Guiding vs. Weight Bearing: What is the difference between limited assistance and extensive assistance? The OSA Manual states, “determine who is supporting the weight of the resident’s extremity or body. For example, if the staff member supports some of the weight of the resident’s hand while helping the resident to eat (e.g., lifting a spoon or a cup to mouth), or performs part of the activity for the resident, this is “weight-bearing” assistance for this activity. If the resident can lift the utensil or cup, but staff assistance is needed to guide the resident’s hand to his or her mouth, this is guided maneuvering.”  The MDS nurse can ensure caregiving staff know how to differentiate between weight bearing and guiding activities and how to document each activity. Commonly missed items are pulling up pants for the resident or placing compression stockings during dressing. 

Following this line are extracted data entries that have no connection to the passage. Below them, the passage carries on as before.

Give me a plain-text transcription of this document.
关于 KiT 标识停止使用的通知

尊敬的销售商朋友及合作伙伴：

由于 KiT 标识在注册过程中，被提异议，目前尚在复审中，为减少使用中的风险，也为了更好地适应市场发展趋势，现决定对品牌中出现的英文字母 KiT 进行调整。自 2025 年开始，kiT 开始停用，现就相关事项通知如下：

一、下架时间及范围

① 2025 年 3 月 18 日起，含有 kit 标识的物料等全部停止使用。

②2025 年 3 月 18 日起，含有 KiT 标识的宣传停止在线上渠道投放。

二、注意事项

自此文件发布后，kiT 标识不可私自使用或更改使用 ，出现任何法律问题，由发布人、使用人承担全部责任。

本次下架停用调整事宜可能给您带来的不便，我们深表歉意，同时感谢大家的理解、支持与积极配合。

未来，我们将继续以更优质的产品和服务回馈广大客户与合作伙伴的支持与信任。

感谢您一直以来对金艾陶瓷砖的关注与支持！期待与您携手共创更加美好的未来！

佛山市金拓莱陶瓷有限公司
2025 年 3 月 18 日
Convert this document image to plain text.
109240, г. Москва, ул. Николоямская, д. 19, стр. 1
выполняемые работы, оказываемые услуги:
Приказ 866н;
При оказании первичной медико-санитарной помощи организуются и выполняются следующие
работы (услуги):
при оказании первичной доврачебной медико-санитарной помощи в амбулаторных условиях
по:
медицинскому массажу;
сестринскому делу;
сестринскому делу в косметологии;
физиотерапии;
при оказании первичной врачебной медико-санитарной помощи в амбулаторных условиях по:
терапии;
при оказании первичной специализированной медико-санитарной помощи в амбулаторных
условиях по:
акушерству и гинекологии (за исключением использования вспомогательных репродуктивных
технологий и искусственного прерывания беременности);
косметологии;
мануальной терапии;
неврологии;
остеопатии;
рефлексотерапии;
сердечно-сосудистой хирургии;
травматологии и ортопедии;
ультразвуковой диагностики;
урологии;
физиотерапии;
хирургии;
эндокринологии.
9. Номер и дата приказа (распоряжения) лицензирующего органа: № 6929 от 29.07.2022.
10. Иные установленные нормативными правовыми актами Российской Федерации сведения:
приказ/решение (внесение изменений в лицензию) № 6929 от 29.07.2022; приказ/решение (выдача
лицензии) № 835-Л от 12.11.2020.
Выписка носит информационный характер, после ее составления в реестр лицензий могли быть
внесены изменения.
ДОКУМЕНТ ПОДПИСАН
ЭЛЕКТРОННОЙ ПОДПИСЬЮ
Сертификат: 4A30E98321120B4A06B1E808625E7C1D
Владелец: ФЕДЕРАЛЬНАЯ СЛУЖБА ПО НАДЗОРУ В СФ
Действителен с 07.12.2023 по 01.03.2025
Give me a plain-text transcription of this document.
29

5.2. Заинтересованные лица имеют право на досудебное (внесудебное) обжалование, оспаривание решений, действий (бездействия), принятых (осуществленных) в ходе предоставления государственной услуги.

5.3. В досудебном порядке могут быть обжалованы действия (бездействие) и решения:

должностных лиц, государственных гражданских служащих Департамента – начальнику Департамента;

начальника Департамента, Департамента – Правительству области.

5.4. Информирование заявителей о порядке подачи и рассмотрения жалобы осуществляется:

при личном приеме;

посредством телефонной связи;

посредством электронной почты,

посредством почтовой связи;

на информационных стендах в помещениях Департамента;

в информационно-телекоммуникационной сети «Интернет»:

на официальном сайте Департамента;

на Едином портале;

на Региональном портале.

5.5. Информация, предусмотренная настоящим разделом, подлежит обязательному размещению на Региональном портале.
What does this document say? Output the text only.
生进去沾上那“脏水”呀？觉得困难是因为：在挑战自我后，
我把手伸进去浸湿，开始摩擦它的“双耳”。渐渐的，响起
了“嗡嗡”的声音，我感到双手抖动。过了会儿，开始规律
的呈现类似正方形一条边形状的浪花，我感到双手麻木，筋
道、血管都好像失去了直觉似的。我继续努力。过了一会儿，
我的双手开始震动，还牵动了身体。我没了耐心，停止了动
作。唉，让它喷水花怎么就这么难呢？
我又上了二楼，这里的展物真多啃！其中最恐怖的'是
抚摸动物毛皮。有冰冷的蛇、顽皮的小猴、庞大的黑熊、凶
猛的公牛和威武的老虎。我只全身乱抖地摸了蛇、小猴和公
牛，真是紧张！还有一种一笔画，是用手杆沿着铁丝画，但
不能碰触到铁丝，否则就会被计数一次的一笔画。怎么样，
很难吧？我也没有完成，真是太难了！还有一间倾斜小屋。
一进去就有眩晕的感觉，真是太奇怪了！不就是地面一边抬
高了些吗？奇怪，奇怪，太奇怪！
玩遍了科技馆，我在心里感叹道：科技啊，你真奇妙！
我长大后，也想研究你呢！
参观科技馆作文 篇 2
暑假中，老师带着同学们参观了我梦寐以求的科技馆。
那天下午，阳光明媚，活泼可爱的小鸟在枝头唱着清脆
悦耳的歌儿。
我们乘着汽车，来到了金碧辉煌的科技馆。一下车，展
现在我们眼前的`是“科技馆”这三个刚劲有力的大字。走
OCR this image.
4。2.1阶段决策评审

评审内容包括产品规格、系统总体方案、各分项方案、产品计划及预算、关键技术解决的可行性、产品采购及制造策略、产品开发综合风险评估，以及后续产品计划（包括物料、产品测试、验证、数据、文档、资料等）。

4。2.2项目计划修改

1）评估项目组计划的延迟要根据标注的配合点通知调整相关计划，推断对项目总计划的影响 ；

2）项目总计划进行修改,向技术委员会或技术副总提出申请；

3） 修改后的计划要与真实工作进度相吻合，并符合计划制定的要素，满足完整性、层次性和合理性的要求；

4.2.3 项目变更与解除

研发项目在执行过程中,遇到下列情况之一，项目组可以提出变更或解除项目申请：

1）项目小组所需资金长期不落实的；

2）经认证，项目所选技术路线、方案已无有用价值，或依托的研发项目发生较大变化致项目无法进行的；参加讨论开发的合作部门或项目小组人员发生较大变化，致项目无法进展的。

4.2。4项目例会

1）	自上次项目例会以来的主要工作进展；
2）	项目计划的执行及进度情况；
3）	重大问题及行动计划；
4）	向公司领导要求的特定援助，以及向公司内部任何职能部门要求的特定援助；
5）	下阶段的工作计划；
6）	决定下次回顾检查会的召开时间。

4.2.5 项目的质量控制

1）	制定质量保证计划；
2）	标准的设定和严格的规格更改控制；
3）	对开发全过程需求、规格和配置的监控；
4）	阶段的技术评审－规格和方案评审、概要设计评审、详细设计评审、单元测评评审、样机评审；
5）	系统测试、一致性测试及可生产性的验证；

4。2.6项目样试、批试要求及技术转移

Staff Involvement: To improve staff processes and procedures, include all levels of staff in the problem-solving activities. Including those affected promotes a positive view of the change and is more effective than simply providing education. Gather ideas from staff on how everyone can contribute to improving the process. 

Have you incorporated these documentation approaches into your ADL processes? Strategize effective ways to involve your caregivers in implementing any changes so everyone has ownership of the processes. Your direct caregivers are a critical component in providing diligent care and ensuring that the ADL assessments are accurate. 

It can be a struggle to maintain a highly trained staff and root out inefficient care processes that lead to inaccurate ADLs. Through staff engagement, we can share knowledge and build new processes to promote accurate coding for the OSA.